We’ll need stakeholders cooperation to sustain PF in Lagos – NURHI
The Nigerian Urban Reproductive Health Initiative (NURHI), says it will rely on the cooperation of Lagos State policy makers, technocrats, religious and traditional leaders in the ongoing efforts to increase family planning uptake in the state from the current 48 % level to a target of 74 percent by 2018 ,
At a one-day Contraceptive Technology Update meeting in Lagos recently, the organisation re-emphasised its mission to return family planning to the front burner and help create an avenue where supply and demand barriers to contraceptive use are eliminated and family planning becomes a social norm in the state.
“So we want to initiate a process whereby the community at state and LGA will begin to own the process because they have understood the benefits of family planning not because they were told but because they now understand what family planning is all about,” NURHI Lagos team leader,
Dr. Omasanjuwa, noted some of the NURHI`s land marks achievements in two years that the second phase of NURHI project started in Lagos.
In the areas of service delivery, he said the organisation has been able to have improved quality of family planning service provision; upgrading and renovation of family planning units of 49 Health facilities; training of 111 clinical providers and 379 non-clinical providers on family planning; while expanding access of family planning to men and women and 47, 402 new users.
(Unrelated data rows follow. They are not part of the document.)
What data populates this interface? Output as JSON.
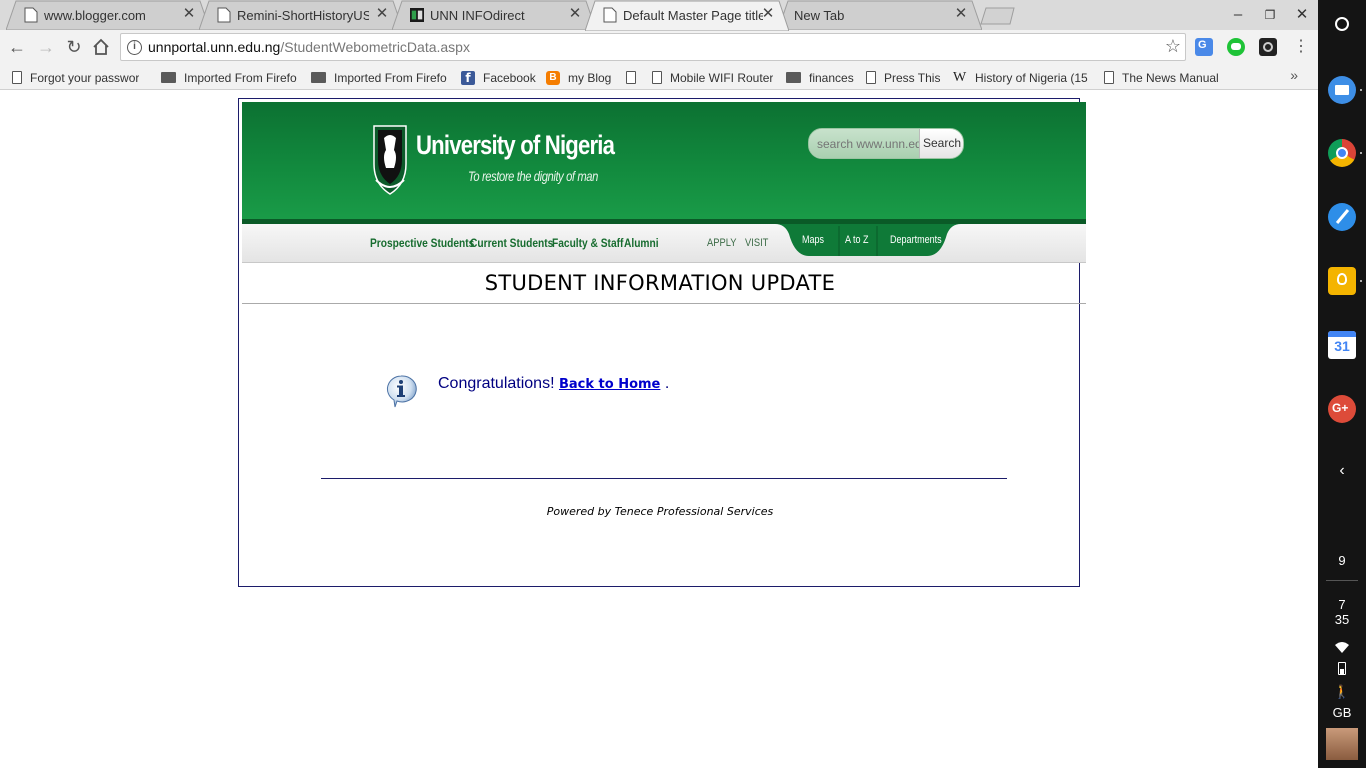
{
  "tabs": [
    {
      "title": "www.blogger.com",
      "icon": "page-icon"
    },
    {
      "title": "Remini-ShortHistoryUSA",
      "icon": "page-icon"
    },
    {
      "title": "UNN INFOdirect",
      "icon": "unn-favicon"
    },
    {
      "title": "Default Master Page title",
      "icon": "page-icon",
      "active": true
    },
    {
      "title": "New Tab",
      "icon": "none"
    }
  ],
  "address": {
    "host": "unnportal.unn.edu.ng",
    "path": "/StudentWebometricData.aspx"
  },
  "bookmarks": [
    {
      "label": "Forgot your passwor",
      "icon": "page"
    },
    {
      "label": "Imported From Firefo",
      "icon": "folder"
    },
    {
      "label": "Imported From Firefo",
      "icon": "folder"
    },
    {
      "label": "Facebook",
      "icon": "facebook"
    },
    {
      "label": "my Blog",
      "icon": "blogger"
    },
    {
      "label": "",
      "icon": "page"
    },
    {
      "label": "Mobile WIFI Router",
      "icon": "page"
    },
    {
      "label": "finances",
      "icon": "folder"
    },
    {
      "label": "Press This",
      "icon": "page"
    },
    {
      "label": "History of Nigeria (15",
      "icon": "wikipedia"
    },
    {
      "label": "The News Manual",
      "icon": "page"
    }
  ],
  "site": {
    "name": "University of Nigeria",
    "motto": "To restore the dignity of man",
    "search_placeholder": "search www.unn.edu.ng",
    "search_button": "Search",
    "nav": [
      "Prospective Students",
      "Current Students",
      "Faculty & Staff",
      "Alumni"
    ],
    "nav_light": [
      "APPLY",
      "VISIT"
    ],
    "nav_tabs": [
      "Maps",
      "A to Z",
      "Departments"
    ]
  },
  "page": {
    "title": "STUDENT INFORMATION UPDATE",
    "message": "Congratulations!",
    "link": "Back to Home",
    "message_end": " .",
    "footer": "Powered by Tenece Professional Services"
  },
  "tray": {
    "notifications": "9",
    "time_hour": "7",
    "time_min": "35",
    "ime": "GB"
  },
  "colors": {
    "unn_green": "#128a3e",
    "link": "#0000cc",
    "message": "#000080"
  }
}
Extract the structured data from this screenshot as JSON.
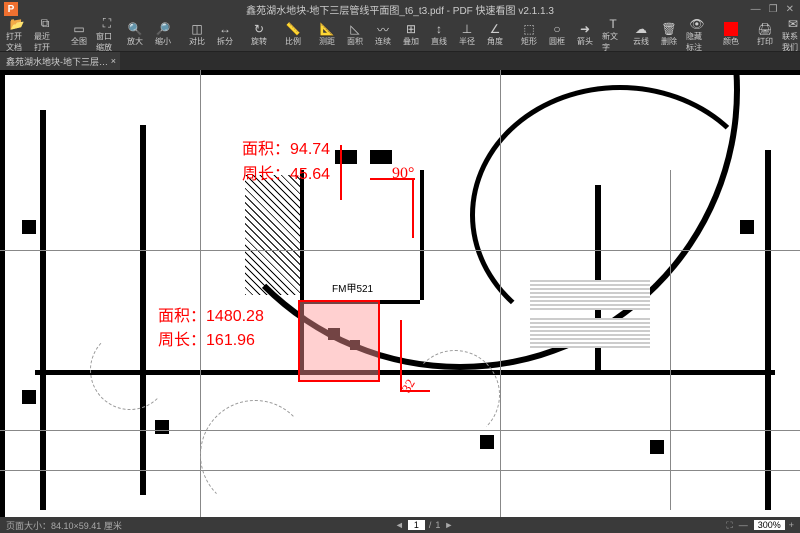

“Approximately, 171, 140 people (were) reached in Year 2 through social mobilization and they have been able to refer 26, 941 people where70 have availed themselves the opportunity of accessing one method or the other. For estimated media reach, Radio- 8, 95, 181 (15 stations) whereas TV- 17, 268, 575 (6 stations), he said.”
Also rising from the update are some of NURHI`s expected direct impact of family planning for Lagos on or before 2018 which include increased mCPR by 12.5%; contributing to the prevention of additional 8, 000 maternal deaths, prevention of an additional 103, 000 child lives, and contributing to averting 2.6million unintended pregnancies in the state.
Dr. Omasanjuwa however noted that NURHI could not have achieved these expectations without the collaboration of the stakeholders since out of the number they referred, 70% of them turned up to take family planning “which goes to show that people want to use it but only need to be directed where to access the services.”
Speaking further, Dr. Omasanjuwa described the meeting as basically “a touch point” for policymakers and technocrats to rub minds on the best way forward for improving family planning services in the community, LGAs and in the state.
“So it’s (an) activity that is focusing on decision makers technically so that we can work hand in hand together to actually know what is happening in our community, how our community stands to benefit from family planning.
“Specifically, we will be looking at how to improve critical understanding resource need to family planning. When we talk about family planning, what exactly we need to provide these services and what it entails to provide these services to everybody that will need them at the community level,” Dr. Omasanjuwa said.
In his presentation, Dr. Saidat Okaga, the State Reproductive Health Coordinator stressed the need for increased funding for family planning especially for consumables at LGA levels and human and material resources in the state.
Dr. Okaga, recognized some of the accelerated interventions in the state such as: implementation of activities for long-acting reversible contraceptive (LARC) methods; large-scale training to ensure implementation of task shifting with appropriate supervision of the community health extension workers (CHEWs); the family planning costed implementation plan as the state strategy to address existing gaps and line budget item of N22, 270, 000 and N22, 2 40, 000 for family planning (FP/RH) for years 2016 &2017 respectively.
She also identified some issues among which are: lack of data from the private sector except a few working with partners; non availability of consumables in the Primary Healthcare Centers to provide optimal service thus leading to missed opportunities; staff attrition; late data rendition from some secondary Health facilities; user fees introduced for family services at SDPs (procurement of consumables); a very wide gap between knowledge and use of family planning and sub-optimal demand creation for family services.
Dr. Okaga also restated the state commitments to FP 2020. According to her, the state is to “Increase the CRP to 74% by 2018, increase the current annual budget commitment; train frontline health workers to deliver a range of contraceptive and action to improve equity and access to family planning for the poorest and partner with the private sector, civil society traditional and religious institutions and development partners.”